Scott Tobias of The A.V. Club gave the episode an "A" grade and wrote, "Coming after four hours of stumblin', bumblin', and fumblin', tonight's episode offered resounding proof of why critic-types like myself (and a too-small cadre of disciples) have been declaring Friday Night Lights the best drama on network television. Virtually every scene was beautifully observed and acted, full of exacting dialogue and painful truths, and suffused with authentic emotion. It's by far the strongest episode of this season and maybe one of the all-time best, though perhaps that's the lump in my throat talking after watching my beloved show return to form."

Alan Sepinwall wrote, "the non-Landry portions of the episode were terrific. The show seems to finally be finding its season two footing, but there's this millstone of a storyline that keeps tripping it up." Casey Marsella of TV Guide wrote, "Jesse Plemons made Dillon stand up and cheer tonight. His performance is what I love about this show.
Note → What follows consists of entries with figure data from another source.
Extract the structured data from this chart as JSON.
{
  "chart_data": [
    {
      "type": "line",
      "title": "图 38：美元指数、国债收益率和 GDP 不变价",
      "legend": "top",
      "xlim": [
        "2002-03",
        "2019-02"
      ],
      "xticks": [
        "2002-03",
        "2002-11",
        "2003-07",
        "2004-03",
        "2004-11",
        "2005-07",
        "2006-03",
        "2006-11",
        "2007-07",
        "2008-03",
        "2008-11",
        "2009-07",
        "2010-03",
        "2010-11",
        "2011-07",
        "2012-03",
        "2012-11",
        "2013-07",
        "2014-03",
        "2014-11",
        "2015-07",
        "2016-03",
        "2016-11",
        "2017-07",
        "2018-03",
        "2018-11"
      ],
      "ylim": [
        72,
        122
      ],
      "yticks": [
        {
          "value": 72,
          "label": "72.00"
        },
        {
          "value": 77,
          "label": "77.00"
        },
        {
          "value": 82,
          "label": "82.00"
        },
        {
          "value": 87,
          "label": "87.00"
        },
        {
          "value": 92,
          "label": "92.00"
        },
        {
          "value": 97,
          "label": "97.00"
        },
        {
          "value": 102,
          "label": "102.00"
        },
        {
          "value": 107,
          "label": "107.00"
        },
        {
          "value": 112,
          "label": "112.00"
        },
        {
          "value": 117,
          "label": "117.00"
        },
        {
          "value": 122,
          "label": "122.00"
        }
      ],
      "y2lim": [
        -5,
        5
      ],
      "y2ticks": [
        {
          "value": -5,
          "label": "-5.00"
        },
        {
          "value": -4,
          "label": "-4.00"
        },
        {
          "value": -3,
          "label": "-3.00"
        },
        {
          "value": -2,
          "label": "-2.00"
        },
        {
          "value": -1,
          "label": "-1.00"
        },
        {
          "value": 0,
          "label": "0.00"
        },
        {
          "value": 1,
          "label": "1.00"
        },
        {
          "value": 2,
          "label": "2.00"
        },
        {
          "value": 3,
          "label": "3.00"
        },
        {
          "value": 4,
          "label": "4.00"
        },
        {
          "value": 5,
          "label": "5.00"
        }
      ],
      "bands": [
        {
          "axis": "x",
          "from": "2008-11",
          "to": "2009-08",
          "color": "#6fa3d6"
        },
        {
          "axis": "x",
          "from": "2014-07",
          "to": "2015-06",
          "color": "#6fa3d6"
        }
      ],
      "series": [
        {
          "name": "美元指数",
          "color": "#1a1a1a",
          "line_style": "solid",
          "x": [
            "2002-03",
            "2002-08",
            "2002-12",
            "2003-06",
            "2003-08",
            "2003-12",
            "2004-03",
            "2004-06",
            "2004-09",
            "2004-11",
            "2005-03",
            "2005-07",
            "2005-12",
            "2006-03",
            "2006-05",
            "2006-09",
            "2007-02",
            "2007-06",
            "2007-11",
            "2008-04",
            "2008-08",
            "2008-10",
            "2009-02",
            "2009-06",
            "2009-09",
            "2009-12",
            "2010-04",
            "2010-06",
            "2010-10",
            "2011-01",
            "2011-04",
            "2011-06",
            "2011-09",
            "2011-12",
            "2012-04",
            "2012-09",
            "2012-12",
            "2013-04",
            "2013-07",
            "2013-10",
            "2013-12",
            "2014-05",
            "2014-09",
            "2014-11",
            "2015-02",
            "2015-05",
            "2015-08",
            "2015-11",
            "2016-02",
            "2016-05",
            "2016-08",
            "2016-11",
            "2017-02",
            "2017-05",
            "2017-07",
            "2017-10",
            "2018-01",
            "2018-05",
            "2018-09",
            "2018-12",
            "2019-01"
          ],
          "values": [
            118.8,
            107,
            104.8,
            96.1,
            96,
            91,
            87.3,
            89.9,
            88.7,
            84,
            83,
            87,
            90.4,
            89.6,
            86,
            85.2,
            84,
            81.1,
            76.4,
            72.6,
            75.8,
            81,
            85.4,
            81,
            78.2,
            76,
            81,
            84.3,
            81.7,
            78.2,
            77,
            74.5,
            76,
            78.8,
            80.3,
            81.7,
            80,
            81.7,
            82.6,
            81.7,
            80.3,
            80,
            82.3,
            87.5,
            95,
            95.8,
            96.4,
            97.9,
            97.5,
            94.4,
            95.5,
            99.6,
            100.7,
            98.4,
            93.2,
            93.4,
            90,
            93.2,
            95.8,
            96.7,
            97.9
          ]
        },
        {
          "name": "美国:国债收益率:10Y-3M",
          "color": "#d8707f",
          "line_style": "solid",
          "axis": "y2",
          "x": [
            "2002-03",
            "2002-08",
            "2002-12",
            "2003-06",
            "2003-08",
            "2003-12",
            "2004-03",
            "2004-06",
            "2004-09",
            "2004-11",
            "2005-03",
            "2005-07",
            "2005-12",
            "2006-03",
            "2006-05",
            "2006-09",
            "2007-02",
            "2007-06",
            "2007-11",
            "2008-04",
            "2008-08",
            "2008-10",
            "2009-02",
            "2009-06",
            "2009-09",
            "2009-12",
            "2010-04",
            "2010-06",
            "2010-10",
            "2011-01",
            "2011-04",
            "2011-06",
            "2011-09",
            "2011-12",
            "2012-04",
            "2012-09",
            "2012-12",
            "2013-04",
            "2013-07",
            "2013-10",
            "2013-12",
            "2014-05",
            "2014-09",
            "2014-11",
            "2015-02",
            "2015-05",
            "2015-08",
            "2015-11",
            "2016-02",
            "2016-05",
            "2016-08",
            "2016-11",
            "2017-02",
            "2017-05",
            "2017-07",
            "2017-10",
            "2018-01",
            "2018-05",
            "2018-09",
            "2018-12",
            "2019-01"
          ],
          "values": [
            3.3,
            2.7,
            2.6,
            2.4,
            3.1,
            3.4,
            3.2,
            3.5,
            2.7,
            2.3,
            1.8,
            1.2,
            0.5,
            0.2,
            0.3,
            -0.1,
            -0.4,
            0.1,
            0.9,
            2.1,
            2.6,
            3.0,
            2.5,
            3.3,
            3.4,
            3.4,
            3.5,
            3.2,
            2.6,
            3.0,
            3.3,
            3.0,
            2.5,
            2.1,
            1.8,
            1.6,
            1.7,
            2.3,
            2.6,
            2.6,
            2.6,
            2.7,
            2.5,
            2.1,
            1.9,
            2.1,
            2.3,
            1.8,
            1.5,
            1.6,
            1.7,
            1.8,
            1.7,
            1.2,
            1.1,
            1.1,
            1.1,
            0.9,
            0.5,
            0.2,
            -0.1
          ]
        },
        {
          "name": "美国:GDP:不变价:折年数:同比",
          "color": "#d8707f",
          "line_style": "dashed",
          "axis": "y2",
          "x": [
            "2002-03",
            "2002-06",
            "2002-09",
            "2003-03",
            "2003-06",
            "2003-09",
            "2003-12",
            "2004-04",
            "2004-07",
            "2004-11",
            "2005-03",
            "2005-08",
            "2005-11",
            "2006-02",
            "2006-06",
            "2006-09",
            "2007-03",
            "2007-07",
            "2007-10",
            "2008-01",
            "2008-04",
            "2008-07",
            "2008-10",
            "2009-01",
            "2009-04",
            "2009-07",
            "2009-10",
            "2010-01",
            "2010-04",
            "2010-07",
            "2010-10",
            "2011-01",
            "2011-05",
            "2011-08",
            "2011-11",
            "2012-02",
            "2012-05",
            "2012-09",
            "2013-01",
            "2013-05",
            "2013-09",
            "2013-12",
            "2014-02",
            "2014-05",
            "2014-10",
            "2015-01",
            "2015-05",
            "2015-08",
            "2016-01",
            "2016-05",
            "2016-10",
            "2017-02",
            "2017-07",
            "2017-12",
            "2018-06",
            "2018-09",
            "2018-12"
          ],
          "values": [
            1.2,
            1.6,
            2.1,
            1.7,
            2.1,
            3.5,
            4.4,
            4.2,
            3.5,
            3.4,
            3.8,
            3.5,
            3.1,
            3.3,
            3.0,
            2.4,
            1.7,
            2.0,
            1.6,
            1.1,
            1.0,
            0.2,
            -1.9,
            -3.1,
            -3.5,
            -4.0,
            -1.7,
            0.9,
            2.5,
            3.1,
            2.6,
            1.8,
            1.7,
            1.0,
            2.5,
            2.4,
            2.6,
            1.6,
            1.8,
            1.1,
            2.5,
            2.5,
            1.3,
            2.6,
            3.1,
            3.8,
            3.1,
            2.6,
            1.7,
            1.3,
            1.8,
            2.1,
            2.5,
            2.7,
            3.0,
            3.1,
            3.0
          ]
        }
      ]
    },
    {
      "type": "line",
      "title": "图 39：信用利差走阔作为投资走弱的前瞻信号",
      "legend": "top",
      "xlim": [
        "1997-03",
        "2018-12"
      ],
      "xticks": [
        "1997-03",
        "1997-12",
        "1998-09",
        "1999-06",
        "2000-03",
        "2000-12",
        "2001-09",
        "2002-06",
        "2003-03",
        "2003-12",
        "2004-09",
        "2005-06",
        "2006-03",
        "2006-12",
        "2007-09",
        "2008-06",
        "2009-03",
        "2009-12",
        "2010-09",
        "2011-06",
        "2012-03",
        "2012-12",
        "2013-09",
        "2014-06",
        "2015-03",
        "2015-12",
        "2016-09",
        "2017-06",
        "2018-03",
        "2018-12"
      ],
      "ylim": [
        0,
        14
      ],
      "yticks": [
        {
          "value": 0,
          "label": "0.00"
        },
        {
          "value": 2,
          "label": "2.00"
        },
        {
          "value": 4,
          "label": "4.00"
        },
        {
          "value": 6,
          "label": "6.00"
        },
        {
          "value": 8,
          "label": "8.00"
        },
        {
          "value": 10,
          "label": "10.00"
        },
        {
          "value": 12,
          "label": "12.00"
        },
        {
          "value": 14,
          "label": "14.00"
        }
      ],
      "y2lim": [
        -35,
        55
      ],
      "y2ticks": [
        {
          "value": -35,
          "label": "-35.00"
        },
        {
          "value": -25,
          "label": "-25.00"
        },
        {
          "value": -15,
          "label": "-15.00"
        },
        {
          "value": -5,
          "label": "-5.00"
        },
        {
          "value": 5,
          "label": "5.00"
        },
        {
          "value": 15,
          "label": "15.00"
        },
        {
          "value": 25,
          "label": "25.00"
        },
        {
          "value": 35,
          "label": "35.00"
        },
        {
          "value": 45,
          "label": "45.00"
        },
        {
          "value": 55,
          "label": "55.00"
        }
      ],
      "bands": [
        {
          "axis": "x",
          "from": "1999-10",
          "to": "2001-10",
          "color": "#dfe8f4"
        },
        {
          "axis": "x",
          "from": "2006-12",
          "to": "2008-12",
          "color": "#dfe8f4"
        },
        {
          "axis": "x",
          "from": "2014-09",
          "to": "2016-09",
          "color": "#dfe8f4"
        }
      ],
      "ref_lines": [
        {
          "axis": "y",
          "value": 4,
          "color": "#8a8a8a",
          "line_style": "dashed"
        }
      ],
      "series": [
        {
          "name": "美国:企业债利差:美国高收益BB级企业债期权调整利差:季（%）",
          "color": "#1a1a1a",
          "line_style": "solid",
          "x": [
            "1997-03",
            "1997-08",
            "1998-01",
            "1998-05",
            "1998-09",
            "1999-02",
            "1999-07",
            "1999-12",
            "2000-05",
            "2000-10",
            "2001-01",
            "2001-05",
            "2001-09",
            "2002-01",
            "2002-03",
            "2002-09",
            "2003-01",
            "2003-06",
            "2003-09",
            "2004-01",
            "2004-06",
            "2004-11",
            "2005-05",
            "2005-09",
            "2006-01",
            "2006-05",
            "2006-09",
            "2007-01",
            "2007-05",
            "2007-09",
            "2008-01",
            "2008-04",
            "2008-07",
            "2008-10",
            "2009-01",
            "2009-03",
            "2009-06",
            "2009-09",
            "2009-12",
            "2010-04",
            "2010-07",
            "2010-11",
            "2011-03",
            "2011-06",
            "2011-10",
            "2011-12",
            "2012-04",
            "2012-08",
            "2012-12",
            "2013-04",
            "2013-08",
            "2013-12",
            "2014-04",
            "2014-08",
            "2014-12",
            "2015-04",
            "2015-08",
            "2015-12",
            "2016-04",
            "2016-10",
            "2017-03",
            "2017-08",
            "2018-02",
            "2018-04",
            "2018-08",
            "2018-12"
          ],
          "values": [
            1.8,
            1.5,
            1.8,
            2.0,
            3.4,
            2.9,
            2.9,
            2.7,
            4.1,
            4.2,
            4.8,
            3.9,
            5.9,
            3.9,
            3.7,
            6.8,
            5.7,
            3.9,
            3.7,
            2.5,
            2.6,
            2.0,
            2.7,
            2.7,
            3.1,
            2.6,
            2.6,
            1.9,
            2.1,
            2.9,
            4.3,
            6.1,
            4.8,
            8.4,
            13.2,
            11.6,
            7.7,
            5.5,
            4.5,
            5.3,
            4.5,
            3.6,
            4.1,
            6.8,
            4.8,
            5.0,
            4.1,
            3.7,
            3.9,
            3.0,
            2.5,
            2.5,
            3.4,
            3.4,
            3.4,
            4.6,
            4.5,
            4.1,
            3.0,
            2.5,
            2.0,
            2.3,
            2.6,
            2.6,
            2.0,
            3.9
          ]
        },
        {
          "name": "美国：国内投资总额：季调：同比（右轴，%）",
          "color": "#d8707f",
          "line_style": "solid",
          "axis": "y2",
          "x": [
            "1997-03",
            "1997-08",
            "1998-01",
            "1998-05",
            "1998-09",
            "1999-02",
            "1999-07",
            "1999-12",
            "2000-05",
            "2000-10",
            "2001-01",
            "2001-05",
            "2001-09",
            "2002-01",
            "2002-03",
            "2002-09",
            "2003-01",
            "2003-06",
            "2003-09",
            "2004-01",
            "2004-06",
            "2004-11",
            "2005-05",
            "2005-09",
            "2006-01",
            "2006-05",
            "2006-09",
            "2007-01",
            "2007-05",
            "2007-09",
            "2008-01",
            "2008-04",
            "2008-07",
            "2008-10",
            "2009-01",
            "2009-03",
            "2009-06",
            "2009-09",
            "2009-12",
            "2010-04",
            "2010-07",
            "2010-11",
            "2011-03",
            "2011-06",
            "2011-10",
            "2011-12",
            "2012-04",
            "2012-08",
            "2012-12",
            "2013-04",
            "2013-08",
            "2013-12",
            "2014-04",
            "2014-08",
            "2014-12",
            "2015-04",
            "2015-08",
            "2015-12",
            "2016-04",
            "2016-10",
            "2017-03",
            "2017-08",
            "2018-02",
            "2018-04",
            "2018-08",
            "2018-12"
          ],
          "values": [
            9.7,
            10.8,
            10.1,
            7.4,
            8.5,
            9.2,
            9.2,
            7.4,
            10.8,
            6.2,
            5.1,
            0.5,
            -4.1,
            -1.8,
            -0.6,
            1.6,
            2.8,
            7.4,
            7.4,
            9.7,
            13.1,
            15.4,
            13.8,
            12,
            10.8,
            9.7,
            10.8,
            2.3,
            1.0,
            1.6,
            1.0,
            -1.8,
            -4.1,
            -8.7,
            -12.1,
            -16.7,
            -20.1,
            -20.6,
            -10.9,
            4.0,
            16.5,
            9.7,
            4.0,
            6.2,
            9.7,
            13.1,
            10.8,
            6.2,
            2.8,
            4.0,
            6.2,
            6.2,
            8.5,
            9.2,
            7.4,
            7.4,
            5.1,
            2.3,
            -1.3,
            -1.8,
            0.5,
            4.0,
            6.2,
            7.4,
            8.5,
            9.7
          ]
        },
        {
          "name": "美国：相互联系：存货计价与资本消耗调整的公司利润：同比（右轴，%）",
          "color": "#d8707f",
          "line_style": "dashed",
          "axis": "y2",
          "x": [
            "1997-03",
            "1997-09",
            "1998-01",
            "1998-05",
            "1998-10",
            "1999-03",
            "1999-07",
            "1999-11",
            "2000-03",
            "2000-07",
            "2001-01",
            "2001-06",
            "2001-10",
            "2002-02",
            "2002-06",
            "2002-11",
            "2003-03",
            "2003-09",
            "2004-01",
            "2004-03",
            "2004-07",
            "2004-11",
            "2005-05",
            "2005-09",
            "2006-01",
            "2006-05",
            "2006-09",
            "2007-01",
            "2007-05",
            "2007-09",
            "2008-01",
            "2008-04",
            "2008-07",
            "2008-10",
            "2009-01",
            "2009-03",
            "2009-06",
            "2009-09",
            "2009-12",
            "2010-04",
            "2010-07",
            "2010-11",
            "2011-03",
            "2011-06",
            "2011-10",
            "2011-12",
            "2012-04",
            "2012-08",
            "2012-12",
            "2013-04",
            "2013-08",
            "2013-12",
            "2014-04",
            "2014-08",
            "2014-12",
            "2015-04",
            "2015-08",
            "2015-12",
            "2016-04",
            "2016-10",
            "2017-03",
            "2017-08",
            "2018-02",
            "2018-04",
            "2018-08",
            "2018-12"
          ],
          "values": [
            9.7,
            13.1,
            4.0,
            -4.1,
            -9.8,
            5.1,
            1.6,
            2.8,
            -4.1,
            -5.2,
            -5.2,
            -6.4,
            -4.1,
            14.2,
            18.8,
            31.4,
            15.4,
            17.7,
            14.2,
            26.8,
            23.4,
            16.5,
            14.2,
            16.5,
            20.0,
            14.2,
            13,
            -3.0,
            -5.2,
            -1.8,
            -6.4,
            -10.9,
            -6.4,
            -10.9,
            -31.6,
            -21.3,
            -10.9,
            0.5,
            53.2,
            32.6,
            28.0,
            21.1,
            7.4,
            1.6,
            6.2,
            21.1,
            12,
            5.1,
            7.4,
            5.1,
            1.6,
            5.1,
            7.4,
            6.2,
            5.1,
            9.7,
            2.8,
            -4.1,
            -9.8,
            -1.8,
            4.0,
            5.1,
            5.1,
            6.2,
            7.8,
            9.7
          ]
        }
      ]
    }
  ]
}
I've always noticed that the people who seem "out of place" are usually the ones most comfortable in their own skin. Landry used to be the goofy, one-liner sidekick, but he was always sure of himself. Tonight he proved that."

Andrew Johnston of Slant Magazine wrote, "With Coach Taylor back where he belongs, at home with Tami and at the helm of the Panthers, Friday Night Lights serves up its most season one-line season two episode yet. I've generally liked the episodes that followed 'Last Days of Summer', but not since then has there been an episode that really felt like Friday Night Lights." Rick Porter of Zap2it wrote, "Eric Taylor is back in town, and not a moment too soon. The prodigal coach's return to Dillon made for one of the more satisfying Friday Night Lights experiences of the season."

Brett Love of TV Squad wrote, "Things are moving along quite nicely now. I liked that we got a measure of happiness this week in the form of the team winning, Street coming to grips to with his situation, and the Taylors getting their green light. There have been a lot of heavy stories dropped on Dillon so far this season, and this balanced it out nicely." Television Without Pity gave the episode a "B+" grade.